After all the components which are arranged around the heating element 2 have been heated to a high temperature, a blower, which is illustrated as a rotating fan and is located behind the heating element 2, is switched on and a gas flow is passed through the heating element pushed through as shown in Figs. 5 and 6. Alternatively, the box-shaped housing 1 according to FIGS. 1 to 4 can be sealed and a gas inlet 4 can be provided through which a gas, such as air or an inert gas ( N ₂ , CO ₂ , Ar, He), into the interior of the Housing is initiated. Due to the gas supply, a gas flow within the housing and further as it passes through the porous metallic carrier 5 and the ceramic layer 3 is heated to a temperature of, for example, 150 to 350 ° C.

In this way, far infrared rays with a wavelength of 3 μm or longer are emitted through the heated ceramic layer 3 by the infrared heating device according to the invention, and a heated gas flow is emitted through this.

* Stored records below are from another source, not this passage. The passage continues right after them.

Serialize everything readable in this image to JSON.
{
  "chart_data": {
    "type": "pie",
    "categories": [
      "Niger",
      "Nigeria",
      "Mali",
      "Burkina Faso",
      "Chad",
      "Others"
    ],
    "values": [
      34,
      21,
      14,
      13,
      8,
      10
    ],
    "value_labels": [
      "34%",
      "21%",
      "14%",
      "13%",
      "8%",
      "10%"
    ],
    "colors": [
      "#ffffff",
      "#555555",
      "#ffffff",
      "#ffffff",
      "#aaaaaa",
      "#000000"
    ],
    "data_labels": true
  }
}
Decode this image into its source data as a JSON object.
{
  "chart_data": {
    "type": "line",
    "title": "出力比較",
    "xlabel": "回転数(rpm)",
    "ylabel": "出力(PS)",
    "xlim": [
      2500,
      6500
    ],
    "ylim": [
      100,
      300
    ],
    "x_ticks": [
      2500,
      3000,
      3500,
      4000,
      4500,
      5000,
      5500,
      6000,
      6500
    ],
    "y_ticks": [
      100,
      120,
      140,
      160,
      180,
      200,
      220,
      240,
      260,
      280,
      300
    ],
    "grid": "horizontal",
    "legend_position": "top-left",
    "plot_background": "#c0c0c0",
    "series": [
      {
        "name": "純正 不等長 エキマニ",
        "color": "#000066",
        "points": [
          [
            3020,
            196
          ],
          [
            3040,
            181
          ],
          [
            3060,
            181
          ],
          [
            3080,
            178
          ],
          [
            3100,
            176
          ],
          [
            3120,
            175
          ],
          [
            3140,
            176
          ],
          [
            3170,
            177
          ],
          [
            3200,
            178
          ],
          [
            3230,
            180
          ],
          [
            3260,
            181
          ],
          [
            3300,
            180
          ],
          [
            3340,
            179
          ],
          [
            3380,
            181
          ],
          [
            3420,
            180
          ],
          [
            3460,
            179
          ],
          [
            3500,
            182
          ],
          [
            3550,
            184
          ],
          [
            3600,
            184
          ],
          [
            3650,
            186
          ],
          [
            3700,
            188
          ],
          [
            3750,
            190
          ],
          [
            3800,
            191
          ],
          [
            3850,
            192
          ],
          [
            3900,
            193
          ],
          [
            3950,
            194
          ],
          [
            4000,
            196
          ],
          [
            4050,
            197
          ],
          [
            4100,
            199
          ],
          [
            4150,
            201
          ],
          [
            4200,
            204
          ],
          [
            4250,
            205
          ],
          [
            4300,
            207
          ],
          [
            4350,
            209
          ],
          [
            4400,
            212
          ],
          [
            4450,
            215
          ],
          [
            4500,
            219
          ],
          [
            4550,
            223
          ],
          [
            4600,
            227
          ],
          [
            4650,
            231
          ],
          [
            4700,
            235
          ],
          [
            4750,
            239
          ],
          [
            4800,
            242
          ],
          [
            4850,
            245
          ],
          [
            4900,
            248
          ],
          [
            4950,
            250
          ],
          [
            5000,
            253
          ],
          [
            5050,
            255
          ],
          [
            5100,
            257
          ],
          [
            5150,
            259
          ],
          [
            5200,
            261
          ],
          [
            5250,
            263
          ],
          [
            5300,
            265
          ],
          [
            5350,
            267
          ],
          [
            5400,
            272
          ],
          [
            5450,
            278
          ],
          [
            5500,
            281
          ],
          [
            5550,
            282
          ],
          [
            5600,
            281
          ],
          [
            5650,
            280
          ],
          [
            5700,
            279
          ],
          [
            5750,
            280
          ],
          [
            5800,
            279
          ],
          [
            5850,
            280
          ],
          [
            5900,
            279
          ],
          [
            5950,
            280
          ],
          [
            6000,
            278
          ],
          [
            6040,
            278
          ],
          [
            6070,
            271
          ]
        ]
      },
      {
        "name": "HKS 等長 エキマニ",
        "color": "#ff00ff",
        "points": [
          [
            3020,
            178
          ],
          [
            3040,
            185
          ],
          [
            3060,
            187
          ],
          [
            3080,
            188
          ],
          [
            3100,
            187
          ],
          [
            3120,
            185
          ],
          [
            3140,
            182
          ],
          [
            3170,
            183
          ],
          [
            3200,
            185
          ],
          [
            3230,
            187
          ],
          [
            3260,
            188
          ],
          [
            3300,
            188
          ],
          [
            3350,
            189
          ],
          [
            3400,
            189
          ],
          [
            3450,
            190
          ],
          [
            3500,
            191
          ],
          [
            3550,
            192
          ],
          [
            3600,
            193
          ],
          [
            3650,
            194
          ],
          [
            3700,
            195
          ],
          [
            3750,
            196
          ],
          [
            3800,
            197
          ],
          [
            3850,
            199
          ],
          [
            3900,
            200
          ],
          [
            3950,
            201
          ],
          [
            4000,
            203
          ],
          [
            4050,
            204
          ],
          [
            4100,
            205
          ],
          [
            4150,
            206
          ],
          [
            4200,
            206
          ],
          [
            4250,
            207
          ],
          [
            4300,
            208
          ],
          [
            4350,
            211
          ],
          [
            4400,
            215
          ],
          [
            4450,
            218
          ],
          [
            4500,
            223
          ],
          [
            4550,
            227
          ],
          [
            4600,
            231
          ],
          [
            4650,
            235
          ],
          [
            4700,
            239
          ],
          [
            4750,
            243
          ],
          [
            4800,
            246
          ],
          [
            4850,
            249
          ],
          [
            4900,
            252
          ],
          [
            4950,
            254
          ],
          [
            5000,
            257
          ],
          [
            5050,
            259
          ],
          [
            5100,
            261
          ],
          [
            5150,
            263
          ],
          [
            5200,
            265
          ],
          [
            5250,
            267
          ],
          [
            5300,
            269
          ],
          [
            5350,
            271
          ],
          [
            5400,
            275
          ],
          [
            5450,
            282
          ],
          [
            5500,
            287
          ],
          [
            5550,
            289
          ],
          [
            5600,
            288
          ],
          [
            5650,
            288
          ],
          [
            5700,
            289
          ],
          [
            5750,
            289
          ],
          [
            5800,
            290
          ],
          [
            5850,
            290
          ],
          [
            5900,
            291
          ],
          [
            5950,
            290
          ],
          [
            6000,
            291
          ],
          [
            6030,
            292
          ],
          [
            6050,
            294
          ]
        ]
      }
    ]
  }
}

If an infrared heater is in a reflux or convection oven for heating a high density printed circuit is arranged on which a paste shaped solder or an adhesive has been applied, the solder or the adhesive is heated because the distant Infrared rays have a wavelength of 3 µm or more have and thus absorbed to a high degree by metals or resins beers. At the same time, the hot gas flow through the porous structure of the ceramic layer goes through without further areas between the electronic parts of the printed circuit, to which the infrared Rays do not get.

The heating device according to the invention therefore offers the front parts of far infrared radiation and a hot gas stromes, which have a synergistic effect in the connection with the help of a solder paste or an adhesive.

The invention is primarily based on an example has been described in which the infrared heater according to the present invention as a heating source in one Backflow oven is used. The heater is but can be used in different ways, such as when it is out hardening of resins, when drying food, when Heating wood or damp coatings or paints, for heating processes in connection with a medical African treatment etc.

Claims (6)

1. Infrared heating device, characterized by an electric heating element ( 2 ) within a box-shaped housing ( 1 ), a gas-permeable component ( 3 ) emitting red radiation when heated, above the heating element and a gas supply device ( 4 , 8 ) in Connection to the housing for introducing a component ( 3 ) emitted by the infrared radiation from emerging gas flow into the housing. 2. Infrared heating device according to claim 1, characterized in that the infrared radiation-emitting component comprises a ceramic layer ( 3 ) through which a gas flow can pass. 3. Infrared heating device according to claim 2, characterized in that the ceramic layer ( 3 ) consists of a material from the group Al₂O₃, TiO₂, Cr₂O₃, MgO, ZrO₂, SiO₂ and mixtures thereof. 4. Infrared heating device according to one of claims 1 to 3, characterized in that the gas supply device comprises a gas inlet ( 4 ) on the housing ( 1 ) which is connected to a compressed gas source. 5. Infrared heating device according to one of the preceding claims, characterized in that the infrared radiation-emitting component ( 3 ) is supported by a porous metallic carrier ( 5 ). 6. Infrared heating device according to one of claims 1 to 3 or 5, characterized in that the gas supply device comprises a fan ( 8 ) which is arranged behind the electric heating element ( 2 ).